Make sure the paste the code below the #END WordPress line in the .htaccess file.

Using WordPress plugins

If you prefer to use plugins, there are a lot of options out there — including full-fledged WordPress security plugins.

But if you only need the IP address blocking functionality, there are three plugins you can use:

1. IP Location Block

The IP Location Block plugin is designed to prevent unwanted access to your WordPress site by blocking visitors based on their geographic location.

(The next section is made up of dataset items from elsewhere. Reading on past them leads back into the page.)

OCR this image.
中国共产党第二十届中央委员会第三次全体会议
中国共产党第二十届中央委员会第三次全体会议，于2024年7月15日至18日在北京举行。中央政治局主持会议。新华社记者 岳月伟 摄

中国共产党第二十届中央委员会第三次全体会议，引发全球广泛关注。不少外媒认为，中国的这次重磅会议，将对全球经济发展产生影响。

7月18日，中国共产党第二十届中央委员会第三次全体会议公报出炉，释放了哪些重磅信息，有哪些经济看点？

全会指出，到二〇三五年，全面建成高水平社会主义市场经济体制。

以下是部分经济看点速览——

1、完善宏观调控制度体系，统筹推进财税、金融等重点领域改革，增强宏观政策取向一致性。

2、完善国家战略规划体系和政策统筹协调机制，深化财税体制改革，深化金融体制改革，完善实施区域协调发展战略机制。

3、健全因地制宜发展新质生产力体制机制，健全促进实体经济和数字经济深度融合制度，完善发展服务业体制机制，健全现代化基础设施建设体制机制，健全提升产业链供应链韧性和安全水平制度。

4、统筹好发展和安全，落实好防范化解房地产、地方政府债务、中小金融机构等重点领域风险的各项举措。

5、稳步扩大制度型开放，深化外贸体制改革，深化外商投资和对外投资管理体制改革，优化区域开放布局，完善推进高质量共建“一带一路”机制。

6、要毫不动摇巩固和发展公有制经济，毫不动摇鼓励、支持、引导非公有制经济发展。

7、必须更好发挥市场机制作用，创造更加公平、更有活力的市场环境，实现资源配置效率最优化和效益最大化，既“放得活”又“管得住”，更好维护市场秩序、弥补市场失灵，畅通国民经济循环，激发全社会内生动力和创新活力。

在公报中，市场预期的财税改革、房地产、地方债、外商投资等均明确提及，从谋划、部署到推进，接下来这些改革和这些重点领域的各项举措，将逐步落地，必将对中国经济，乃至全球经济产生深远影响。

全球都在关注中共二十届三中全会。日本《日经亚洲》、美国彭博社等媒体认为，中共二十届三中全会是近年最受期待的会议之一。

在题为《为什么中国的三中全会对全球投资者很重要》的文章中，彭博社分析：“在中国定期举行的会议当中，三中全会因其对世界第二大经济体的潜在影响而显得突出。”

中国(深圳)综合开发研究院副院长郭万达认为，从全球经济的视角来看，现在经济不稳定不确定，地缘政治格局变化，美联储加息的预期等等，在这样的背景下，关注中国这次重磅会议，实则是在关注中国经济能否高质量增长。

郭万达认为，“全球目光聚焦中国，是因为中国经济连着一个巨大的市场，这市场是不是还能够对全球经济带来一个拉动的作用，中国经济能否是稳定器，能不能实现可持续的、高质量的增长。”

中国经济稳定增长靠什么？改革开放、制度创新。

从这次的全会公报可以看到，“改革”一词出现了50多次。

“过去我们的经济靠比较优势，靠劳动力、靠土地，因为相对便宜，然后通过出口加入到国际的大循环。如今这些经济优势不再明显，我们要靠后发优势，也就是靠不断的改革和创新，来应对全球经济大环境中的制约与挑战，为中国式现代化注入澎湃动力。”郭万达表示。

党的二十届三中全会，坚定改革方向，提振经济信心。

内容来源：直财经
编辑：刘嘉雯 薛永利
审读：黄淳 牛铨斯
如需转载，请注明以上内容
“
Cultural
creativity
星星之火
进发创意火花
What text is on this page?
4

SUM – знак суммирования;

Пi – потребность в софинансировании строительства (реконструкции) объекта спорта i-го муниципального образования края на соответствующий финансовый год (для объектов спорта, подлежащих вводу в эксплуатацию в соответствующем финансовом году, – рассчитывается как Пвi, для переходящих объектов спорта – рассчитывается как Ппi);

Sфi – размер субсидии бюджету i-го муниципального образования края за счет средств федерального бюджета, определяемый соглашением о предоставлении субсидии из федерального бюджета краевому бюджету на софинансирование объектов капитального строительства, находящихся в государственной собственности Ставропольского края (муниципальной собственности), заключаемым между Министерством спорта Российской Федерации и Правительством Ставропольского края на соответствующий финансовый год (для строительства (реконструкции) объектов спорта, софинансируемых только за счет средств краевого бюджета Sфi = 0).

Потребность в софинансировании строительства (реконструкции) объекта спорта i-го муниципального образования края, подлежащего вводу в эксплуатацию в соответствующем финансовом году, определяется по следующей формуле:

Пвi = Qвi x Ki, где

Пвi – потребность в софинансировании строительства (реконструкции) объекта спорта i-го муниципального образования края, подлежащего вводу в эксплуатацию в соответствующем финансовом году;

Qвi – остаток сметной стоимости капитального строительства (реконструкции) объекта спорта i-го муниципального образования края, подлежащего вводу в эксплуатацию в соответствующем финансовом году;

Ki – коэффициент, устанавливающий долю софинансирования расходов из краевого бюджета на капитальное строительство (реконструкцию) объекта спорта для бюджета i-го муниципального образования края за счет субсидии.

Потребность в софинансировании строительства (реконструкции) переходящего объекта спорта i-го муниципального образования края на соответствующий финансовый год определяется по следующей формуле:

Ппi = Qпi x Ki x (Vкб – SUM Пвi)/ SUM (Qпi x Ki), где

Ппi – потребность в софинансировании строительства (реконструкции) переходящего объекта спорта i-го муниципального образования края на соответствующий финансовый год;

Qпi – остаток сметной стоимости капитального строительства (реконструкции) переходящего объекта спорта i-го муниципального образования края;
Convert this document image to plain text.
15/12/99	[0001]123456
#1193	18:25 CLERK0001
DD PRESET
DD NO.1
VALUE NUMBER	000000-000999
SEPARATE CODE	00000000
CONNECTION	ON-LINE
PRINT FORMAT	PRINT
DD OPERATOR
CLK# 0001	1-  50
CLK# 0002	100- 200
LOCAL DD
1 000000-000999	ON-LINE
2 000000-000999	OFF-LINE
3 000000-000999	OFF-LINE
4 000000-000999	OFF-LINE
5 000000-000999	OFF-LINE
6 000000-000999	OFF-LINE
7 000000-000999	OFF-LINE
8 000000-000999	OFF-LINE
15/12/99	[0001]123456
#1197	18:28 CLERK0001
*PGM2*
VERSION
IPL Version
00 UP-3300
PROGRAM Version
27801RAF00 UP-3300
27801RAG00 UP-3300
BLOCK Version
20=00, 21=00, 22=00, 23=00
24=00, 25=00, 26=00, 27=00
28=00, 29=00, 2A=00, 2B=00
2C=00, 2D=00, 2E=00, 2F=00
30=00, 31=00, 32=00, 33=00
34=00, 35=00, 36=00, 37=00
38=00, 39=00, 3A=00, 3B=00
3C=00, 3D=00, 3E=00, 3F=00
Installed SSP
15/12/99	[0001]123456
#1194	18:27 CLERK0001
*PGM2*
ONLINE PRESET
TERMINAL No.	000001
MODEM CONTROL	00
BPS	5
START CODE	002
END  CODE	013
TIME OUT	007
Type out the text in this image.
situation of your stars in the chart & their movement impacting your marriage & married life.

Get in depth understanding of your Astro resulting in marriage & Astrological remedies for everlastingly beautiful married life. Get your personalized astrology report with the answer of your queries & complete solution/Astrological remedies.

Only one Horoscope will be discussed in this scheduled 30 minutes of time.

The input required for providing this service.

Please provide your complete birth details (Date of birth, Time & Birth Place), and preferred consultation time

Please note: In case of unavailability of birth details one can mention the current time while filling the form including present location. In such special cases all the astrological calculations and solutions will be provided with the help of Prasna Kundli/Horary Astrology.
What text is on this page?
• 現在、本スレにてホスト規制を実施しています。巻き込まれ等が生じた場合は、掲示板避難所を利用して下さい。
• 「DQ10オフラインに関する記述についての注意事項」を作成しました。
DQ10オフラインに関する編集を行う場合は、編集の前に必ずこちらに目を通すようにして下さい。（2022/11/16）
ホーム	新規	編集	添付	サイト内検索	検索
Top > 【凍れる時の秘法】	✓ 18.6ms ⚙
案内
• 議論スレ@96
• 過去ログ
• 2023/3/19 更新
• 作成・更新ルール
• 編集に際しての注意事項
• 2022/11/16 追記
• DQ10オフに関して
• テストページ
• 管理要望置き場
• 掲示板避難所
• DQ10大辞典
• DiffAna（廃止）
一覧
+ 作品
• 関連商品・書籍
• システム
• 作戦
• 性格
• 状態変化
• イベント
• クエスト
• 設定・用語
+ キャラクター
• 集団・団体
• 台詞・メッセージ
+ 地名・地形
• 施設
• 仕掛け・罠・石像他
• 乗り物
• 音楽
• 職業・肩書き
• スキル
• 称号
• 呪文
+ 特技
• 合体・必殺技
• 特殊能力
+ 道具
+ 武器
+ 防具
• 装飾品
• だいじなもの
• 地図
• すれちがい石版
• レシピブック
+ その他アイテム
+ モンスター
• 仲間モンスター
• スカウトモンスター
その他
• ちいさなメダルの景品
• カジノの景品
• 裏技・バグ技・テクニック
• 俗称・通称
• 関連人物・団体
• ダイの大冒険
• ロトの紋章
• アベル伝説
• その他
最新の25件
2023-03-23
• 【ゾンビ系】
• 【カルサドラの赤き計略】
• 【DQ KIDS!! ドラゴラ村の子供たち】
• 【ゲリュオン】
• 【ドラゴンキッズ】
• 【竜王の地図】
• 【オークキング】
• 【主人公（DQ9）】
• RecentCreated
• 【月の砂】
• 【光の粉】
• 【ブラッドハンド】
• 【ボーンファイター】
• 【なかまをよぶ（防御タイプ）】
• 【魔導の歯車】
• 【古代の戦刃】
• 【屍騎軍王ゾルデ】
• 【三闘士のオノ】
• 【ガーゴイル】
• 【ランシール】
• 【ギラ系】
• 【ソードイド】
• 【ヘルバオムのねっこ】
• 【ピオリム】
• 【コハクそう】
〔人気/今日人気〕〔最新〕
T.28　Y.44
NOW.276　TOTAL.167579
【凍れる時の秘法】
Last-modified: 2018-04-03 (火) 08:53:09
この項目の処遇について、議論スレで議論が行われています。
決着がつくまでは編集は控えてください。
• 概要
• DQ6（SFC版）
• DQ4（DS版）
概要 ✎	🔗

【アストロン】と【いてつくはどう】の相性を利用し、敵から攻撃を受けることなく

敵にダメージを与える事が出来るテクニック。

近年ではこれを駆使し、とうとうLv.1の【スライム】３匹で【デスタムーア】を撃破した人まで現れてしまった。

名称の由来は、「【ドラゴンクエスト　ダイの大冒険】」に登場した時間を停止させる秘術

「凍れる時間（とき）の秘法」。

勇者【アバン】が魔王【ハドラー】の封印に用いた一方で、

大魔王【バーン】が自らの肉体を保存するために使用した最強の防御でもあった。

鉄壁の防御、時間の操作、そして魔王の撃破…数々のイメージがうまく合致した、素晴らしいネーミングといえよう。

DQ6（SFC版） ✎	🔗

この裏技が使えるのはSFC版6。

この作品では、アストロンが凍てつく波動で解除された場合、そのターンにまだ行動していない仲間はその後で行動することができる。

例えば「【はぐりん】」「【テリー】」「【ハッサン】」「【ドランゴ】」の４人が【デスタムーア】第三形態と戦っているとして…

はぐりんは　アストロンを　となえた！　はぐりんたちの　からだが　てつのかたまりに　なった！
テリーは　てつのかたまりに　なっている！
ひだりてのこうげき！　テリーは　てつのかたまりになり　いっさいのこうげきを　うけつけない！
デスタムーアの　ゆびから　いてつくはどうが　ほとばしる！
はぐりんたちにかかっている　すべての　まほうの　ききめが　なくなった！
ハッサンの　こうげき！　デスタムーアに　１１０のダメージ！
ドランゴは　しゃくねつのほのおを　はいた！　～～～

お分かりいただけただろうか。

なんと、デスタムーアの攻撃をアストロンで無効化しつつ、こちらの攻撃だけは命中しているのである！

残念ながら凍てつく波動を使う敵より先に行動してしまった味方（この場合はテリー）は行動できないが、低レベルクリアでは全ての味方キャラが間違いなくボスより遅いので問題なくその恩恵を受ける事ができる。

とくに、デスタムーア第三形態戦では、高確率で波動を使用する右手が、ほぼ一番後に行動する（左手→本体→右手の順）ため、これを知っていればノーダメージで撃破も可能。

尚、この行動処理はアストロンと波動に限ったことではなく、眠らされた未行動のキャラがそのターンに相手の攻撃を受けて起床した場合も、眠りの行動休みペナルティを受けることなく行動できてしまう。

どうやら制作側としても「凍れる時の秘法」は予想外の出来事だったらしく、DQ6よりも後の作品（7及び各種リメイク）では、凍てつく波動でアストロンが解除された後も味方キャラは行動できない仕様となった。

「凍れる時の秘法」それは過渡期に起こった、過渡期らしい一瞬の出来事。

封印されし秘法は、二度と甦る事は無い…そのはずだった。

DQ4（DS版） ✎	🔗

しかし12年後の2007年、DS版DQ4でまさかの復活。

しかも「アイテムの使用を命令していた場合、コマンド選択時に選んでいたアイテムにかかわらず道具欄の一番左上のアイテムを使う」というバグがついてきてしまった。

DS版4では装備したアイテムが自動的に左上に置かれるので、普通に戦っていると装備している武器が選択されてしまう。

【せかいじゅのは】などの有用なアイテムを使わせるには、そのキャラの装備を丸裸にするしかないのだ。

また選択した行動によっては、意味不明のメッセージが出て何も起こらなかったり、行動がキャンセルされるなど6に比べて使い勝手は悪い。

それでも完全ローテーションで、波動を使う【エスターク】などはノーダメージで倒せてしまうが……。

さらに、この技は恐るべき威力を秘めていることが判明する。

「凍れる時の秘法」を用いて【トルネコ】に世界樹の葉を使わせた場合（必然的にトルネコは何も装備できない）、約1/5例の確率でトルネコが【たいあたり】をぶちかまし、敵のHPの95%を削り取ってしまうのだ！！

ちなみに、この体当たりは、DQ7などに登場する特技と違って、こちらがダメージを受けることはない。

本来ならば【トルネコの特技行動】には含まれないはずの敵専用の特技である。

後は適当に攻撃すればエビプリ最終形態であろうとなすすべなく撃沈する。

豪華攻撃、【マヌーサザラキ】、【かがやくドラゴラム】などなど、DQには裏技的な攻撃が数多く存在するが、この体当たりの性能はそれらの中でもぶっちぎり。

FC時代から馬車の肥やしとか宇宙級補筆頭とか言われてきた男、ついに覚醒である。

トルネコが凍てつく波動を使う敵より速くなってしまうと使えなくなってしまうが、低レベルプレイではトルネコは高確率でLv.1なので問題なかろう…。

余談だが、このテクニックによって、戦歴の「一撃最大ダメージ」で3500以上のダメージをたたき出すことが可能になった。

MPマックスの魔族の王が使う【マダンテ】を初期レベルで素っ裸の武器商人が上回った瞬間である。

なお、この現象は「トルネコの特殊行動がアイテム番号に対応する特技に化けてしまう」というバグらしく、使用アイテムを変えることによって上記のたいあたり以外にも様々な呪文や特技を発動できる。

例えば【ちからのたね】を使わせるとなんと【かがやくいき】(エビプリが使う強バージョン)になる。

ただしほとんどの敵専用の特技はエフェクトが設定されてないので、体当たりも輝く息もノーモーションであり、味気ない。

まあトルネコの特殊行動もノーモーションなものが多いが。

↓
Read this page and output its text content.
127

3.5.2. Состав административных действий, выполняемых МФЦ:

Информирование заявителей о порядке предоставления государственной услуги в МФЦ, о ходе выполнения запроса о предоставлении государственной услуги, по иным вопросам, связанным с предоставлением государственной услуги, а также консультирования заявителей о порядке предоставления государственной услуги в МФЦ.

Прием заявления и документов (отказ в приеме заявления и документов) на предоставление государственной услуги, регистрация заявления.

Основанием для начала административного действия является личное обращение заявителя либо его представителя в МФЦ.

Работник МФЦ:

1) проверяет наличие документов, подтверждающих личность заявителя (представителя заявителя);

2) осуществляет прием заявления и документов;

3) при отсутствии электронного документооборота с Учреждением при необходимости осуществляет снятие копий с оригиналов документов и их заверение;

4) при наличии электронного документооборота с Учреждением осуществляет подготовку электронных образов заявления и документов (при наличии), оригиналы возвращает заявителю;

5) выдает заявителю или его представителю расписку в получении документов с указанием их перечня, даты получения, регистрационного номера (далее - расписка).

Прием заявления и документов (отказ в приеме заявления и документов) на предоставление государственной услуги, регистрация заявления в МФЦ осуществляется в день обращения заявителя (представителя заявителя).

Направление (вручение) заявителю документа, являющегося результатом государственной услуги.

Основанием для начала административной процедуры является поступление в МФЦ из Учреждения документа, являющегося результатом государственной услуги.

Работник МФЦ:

It also includes specific protections to safeguard against certain types of online attacks.

2. Blacklisted IP Addresses

This plugin focuses on giving you the power to block individual or ranges of IP addresses.

It’s a straightforward solution to enhance your site’s defense against persistent security threats.

3. AIS: IP Blocker

AIS: IP Blocker allows you to defend your WordPress site against spammers and hackers by blocking malicious IP addresses.

⛔ Warning: As of the time of writing, the plugin hasn’t been tested with the last few WordPress versions. No negative feedback though, but try at your own discretion.

Blocking IP Addresses in WordPress

Securing your WordPress site by blocking IP addresses is a crucial step in safeguarding against cyber threats.

Armed with the tools to detect and block harmful IPs, either through manual edits or IP-blocking plugins, you can now enhance your site’s defenses.

Keep your digital space safe and ensure a seamless experience for your users with these straightforward security measures.